Fui Delegado de Cultura no Seminário Regional Nordeste
em 2003, em Recife, assim como no Fórum Cultural Mundial.
Também sou delegado de cultura da cidade de Camaragibe
- PE, além de produtor cultural, ator, maquiador, e
palhaço com registro do sindicato dos artistas e técnicos
em espetáculos de diversões no estado de Pernambuco.
Trabalho também como carnavalesco na cidade do Recife.
FD-
De onde surgiu
a idéia de criar o palhaço
gay?
Após
uns momentos muito difíceis de minha vida, estava muito
deprimido, tinha novamente assumido minha homossexualidade,
pois passei um longo período nas religiões, em busca
de cura, paz, perdão, fiz barganha com Deus, foi um
período muito bom de minha vida apesar dos conflitos,
consegui me libertar das drogas, apesar de conflitos
durante a minha abstenção sexual, pois ser homossexual
era coisa do diabo. Quando era criança sempre tive muita
admiração por palhaços quando ia com minhas mães de
criação ou com empregadas prostitutas aos circos aqui
em Recife, foi quando em 1997 quando surgia uma forte
mobilização americana que veio influenciar artista,
homossexuais a ser tornarem Drag Queens, para
mim era um novo tipo de palhaços, e parecia ser um espaço
novo onde eu poderia ganhar dinheiro e fama, um espaço
fora dos guetos GLBTS, pois no início após ter saído
das igrejas não me identificava mais com os lugares
onde tinha droga sexo e rock’n roll, dark room!? Nem
pensar! Achei que poderia ser inserido de maneira
legal no novo mercado de trabalho para homossexuais,
pois em todo Brasil as Drags eram bastante
solicitadas para todos eventos, me parecia ser gay
palhaço era uma maneira de ser aceito eu acho
que foi que surgiu depois de várias terapias, pois passava
por um momento de depressão, precisava dar uma levantada
na alto estima, então nasceu Oh!Linda que no início
era uma Drag com barba e bigode, depois veio no
carnaval no bloco Galo da Madrugada Oh!Linda o
primeiro palhaço gay do Brasil.
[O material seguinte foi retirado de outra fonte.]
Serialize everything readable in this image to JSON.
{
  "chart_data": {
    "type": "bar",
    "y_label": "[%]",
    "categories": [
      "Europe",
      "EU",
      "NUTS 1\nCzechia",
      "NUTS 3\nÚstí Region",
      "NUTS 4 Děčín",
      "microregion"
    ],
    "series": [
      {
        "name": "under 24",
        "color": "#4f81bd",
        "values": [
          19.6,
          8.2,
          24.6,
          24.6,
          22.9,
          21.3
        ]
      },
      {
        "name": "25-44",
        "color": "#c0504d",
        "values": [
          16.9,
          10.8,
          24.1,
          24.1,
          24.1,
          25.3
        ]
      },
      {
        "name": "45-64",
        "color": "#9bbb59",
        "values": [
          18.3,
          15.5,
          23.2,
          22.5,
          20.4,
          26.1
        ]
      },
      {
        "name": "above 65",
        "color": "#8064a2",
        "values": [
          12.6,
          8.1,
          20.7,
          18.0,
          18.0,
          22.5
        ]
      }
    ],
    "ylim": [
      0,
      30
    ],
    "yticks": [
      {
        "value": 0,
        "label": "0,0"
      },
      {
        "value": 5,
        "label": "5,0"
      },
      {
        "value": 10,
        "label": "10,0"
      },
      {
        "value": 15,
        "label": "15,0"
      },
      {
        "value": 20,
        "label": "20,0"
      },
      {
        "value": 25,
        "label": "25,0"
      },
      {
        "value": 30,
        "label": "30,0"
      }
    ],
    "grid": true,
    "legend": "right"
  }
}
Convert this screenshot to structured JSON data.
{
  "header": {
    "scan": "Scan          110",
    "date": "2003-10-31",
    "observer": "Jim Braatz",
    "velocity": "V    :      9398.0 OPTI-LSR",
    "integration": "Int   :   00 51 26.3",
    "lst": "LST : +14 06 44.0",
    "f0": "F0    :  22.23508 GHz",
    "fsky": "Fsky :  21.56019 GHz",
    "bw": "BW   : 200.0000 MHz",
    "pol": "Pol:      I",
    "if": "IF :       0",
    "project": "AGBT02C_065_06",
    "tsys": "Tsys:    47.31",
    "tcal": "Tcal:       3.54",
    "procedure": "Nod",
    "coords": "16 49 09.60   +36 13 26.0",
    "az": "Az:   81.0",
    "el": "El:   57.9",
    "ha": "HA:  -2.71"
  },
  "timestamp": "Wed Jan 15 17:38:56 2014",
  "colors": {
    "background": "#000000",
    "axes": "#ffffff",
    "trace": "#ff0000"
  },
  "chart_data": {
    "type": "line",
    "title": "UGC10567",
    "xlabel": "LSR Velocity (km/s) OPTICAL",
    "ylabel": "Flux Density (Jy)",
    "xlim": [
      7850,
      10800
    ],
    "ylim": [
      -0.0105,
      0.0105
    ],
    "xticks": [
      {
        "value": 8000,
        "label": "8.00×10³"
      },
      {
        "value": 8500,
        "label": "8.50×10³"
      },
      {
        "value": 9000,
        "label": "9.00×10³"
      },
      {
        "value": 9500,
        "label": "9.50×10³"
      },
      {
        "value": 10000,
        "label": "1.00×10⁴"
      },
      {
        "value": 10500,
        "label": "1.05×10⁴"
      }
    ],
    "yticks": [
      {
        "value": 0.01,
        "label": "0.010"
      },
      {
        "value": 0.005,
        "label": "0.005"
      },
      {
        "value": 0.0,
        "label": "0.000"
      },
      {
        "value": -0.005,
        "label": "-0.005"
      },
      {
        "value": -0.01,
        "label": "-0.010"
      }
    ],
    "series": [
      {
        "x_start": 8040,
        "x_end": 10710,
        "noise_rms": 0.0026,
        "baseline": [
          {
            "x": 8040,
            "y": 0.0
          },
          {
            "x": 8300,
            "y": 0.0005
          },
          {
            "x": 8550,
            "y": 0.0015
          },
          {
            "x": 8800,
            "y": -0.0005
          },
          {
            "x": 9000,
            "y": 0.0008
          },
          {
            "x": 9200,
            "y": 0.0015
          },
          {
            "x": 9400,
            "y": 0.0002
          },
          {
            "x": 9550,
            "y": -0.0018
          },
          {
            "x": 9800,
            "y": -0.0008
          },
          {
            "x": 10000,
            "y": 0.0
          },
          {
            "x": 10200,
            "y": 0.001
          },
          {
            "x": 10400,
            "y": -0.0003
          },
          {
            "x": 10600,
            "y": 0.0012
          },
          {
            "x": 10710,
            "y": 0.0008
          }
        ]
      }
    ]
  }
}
Num episódio isolado,
uma criança pouco tempo depois de me ver na TV dando
entrevista estava diante de mim, e disse: “mãe
o palhaço que estava na TV. o palhaço –
frango”, frango é a maneira que homossexual são
chamados aqui em Recife, ai eu respondi: “não meu nome
é Oh!Linda, o palhaço gay” ai ele repetiu para mãe o
palhaço gay. Tiramos fotos e segui os milhões de foliões
durante o percurso. A princípio a comunidade GLBTS não
entendeu o que era o palhaço gay, a mídia também não,
achei que no início existia uma camada forte de
preconceito que eu mesmo tinha sofrido durante
minha infância e adolescência, sempre eu era aceito
entre meus colegas, quando era o palhaço da turma, a
bichinha, o franguinho, ' vai lacraia ' como se eu não
tivesse os miolos no lugar, eu não gostava de ser tratado
assim como uma ovelha negra da sociedade em alguns lugares
eu tinha vergonha de ser gay depois eu brigava na escola
na rua em ser uma criança assumida aquilo na época era
um coisa do diabo mesmo, eu queria ser um menino,
mais era um palhaço gay.
FD- como é o trabalho
do Palhaço Gay?
No
início do trabalho eu não percebia que meus depoimentos
tinham uma carga emocional muito forte, eu queria fazer
as pessoas refletirem e também rirem do palhaço
gay, mas muitas vezes vi pessoas chorando, agora estou
um pouco mais experiente, tento fazer o trabalho na
hora certa para o público certo, tem lugares que sou
mais irreverente, palhaço mesmo, mas sempre que posso
gosto de deixar meu depoimento, sei que tenho uma missão
gosto de levar exemplo, alegria e forçar as pessoas
que não tem fé que a vida pode ser melhor, mesmo com
tantos problemas, mesmo com tantos problemas eu consigo
ser uma pessoa de momentos muito felizes. Felicidade
não tem fim, tristeza sim, mas o poenta já diz: “tristeza
não tem fim, felicidade sim”. Meu trabalho é levar vida
às pessoas, já fui em vários programas de TV, rádio,
jornais, entrevistas em sites, documentários no cinema,
protestos em bailes de carnaval, nas ruas do recife
e de outros estados do Brasil, conferências de saúde,
seminários de cultura, direitos humanos e saúde, fóruns,
paradas gays, campanhas políticas, recentemente fui
mostrado na
campanha do Lula nas ruas do Rio de Janeiro, tudo
documentado nas revistas Época e Isto é, assim como
no dia da posse do Lula em Brasília, pelo jornal
O Globo e outro veículos de comunicação. Em quase
todos os estados que estive sempre sou procurado
para dar meu depoimento, participando de debates em
escolas, igrejas, festas infantis, telegramas animados
feiras de ciências, prostíbulos praças públicas, poucas
vezes trabalhei em saunas e boates GLS, um trabalho
que no início era dolorido agora estou mais
acostumado. No meu trabalho gosto de reivindicar acabo
sendo polêmico e militante em minhas performances. Também
já visitei muitos portadores do HIV e outras doenças
contagiosas, pois no início da Aids muitas pessoas da
própria família não visitavam, com medo
de pegar o vírus. Foram muitas as boas ações que já
fiz. Trabalhei e viajei com meu próprio dinheiro
para dar minha contribuição em paradas e eventos para
ajudar soropositivos, sem ganhar nenhum dinheiro em
troca, eu peço a Deus para me dar saúde e disposição,
pois eu já dou o que deus me ensinou, através dos meus
depoimentos e minhas ações, Deus faz o resto.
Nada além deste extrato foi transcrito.